Food Matters is strongly committed to not simply being non-racist, but to becoming actively and visibly anti-racist in our culture, practice and our people.
This requires us to change internally – clarifying our shared values and changing our behaviour and our culture. It also means that we need to change externally – reflecting on the way we work with others, how we set our work agendas, where we take action, and how we communicate about ourselves.
We are a small organisation but that does not stop us from committing to prioritise action on racism in our own activities, the way we organise ourselves and in our attitudes to support active anti-racism in the UK food sector. We approach our commitment in a spirit of grace and positivity, embracing potential discomfort and avoiding dwelling on and becoming weighed down by guilt.
While aspects of our commitment to anti-racism may overlap or be useful with respect to other ‘protected characteristics’ and marginalised groups, the focus of our commitment in this statement is race. We want to acknowledge the ways in which racism specifically is built into our food system and work to dismantle the white-supremacist legacies and realities that remain.
We understand that the ways in which people are racialised and experience racism can differ greatly, depending on other aspects of their identity and societal positionality (gender, sexuality, ability, nationality, education, socio-economic status etc.) and how visible these are. The ways in which a black man experiences racism may be very different to how a black woman does, just as how misogyny and sexism are experienced differently by white women and women of colour. It is through the lens of Intersectionality (a term coined in 1989 by Law Professor and critical race theorist Kimberlé Crenshaw) and Positionality (a term widely used in Post-Structural theory to understand our subjective social positions and ascriptions) that we approach anti-racism at Food Matters.
We believe that intentional action based on the following principles is a concrete way forward:
- Be actively anti-racist, as opposed to not racist
- Focus on and aim for systemic change
- Encourage a culture of self-reflection, self-critique, and radical honesty
- Ensure that all voices are listened to and heard and that our work and practice is evidence-based
- Signal-boost and celebrate the experience and expertise of marginalised voices
- Be proactive, as opposed to reactive, in being anti-racist
- Be willing to learn from and collaborate with organisations that are leading by example
- Acknowledge, recognise and learn lessons from Britain’s colonial history and its legacy in our food system today
Working within the food sector we are guided by reflection on and response to the following questions:
- What does a healthy, sustainable and more equitable food system look like?
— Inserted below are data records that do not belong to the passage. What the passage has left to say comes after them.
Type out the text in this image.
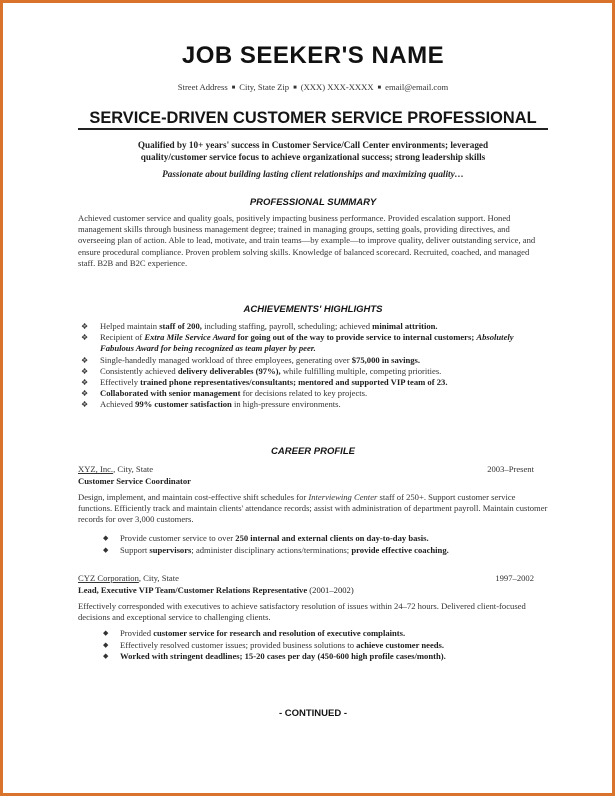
JOB SEEKER'S NAME
Street Address ■ City, State Zip ■ (XXX) XXX-XXXX ■ email@email.com
SERVICE-DRIVEN CUSTOMER SERVICE PROFESSIONAL
Qualified by 10+ years' success in Customer Service/Call Center environments; leveraged
quality/customer service focus to achieve organizational success; strong leadership skills
Passionate about building lasting client relationships and maximizing quality…
PROFESSIONAL SUMMARY
Achieved customer service and quality goals, positively impacting business performance. Provided escalation support. Honed management skills through business management degree; trained in managing groups, setting goals, providing directives, and overseeing plan of action. Able to lead, motivate, and train teams—by example—to improve quality, deliver outstanding service, and ensure procedural compliance. Proven problem solving skills. Knowledge of balanced scorecard. Recruited, coached, and managed staff. B2B and B2C experience.
ACHIEVEMENTS' HIGHLIGHTS
❖ Helped maintain staff of 200, including staffing, payroll, scheduling; achieved minimal attrition.
❖ Recipient of Extra Mile Service Award for going out of the way to provide service to internal customers; Absolutely Fabulous Award for being recognized as team player by peer.
❖ Single-handedly managed workload of three employees, generating over $75,000 in savings.
❖ Consistently achieved delivery deliverables (97%), while fulfilling multiple, competing priorities.
❖ Effectively trained phone representatives/consultants; mentored and supported VIP team of 23.
❖ Collaborated with senior management for decisions related to key projects.
❖ Achieved 99% customer satisfaction in high-pressure environments.
CAREER PROFILE
XYZ, Inc., City, State	2003–Present
Customer Service Coordinator
Design, implement, and maintain cost-effective shift schedules for Interviewing Center staff of 250+. Support customer service functions. Efficiently track and maintain clients' attendance records; assist with administration of department payroll. Maintain customer records for over 3,000 customers.
◆ Provide customer service to over 250 internal and external clients on day-to-day basis.
◆ Support supervisors; administer disciplinary actions/terminations; provide effective coaching.
CYZ Corporation, City, State	1997–2002
Lead, Executive VIP Team/Customer Relations Representative (2001–2002)
Effectively corresponded with executives to achieve satisfactory resolution of issues within 24–72 hours. Delivered client-focused decisions and exceptional service to challenging clients.
◆ Provided customer service for research and resolution of executive complaints.
◆ Effectively resolved customer issues; provided business solutions to achieve customer needs.
◆ Worked with stringent deadlines; 15-20 cases per day (450-600 high profile cases/month).
- CONTINUED -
- What can be done to dismantle the entrenched systems of oppression within our food systems?
- How can we support food partnerships and other food organisations across the UK to lead the way in this change?
- How can our work in different food system-related programmes support our partners and organisations we engage with to be actively anti-racist in their own sustainable food work?
We are taking steps to recognise, understand and act. Since 2021 Food Matters has taken a lead role in the development of the Sustainable Food Places’ REDI for Change programme. The programme is focused on organisational self-reflection and learning leading to organisational growth and strengthening viewed through the lens of Race, Equity, Diversity and Inclusion. The principles we aim to adhere to and guiding questions we aim to respond to (above) are also included in the SFP’s REDI for Change Review Tool.
As a first step, Food Matters has undertaken a participatory REDI review workshop using the REDI Review Tool to discuss and reflect on the current situation and the need for change in:
by investing time and resources to embed anti-racist principles in Food Matters’ processes and policies.
by improving Food Matters’ practice in our work programmes and projects following anti-racist principles.
by demonstrating a commitment to anti-racist principles through the staff, interns, consultants and volunteers working for Food Matters and through the way in which we engage with other organisations.
The first outcome and action based on this review is the development of this Food Matters statement on active anti-racism.
Our REDI Review also highlighted our need to become better informed on the impact of British colonial history on our present-day food system and on the way People of Colour relate to, engage with and are represented in the food sector. We recognise that many food partnerships and organisations, including ourselves, do not have the capacity to carry out a REDI review until we are better informed – we need to do some homework.
To address this, Food Matters’ intern, Jada Phillips, has written an extremely powerful and informative report – The Sankofa Report – providing an excellent summary of the important issues that we feel people should be aware of before undertaking work on a REDI review. This report will be added to the REDI Review Tool and to our website in the coming weeks.
‘Sankofa’ (a word from the Akan people of Ghana) literally means ‘retrieve’ and this is expanded in the proverb ‘Se wo were fi na wosankofa a yenkyi’ encompassing the principle: Remember the past to make positive progress in the future.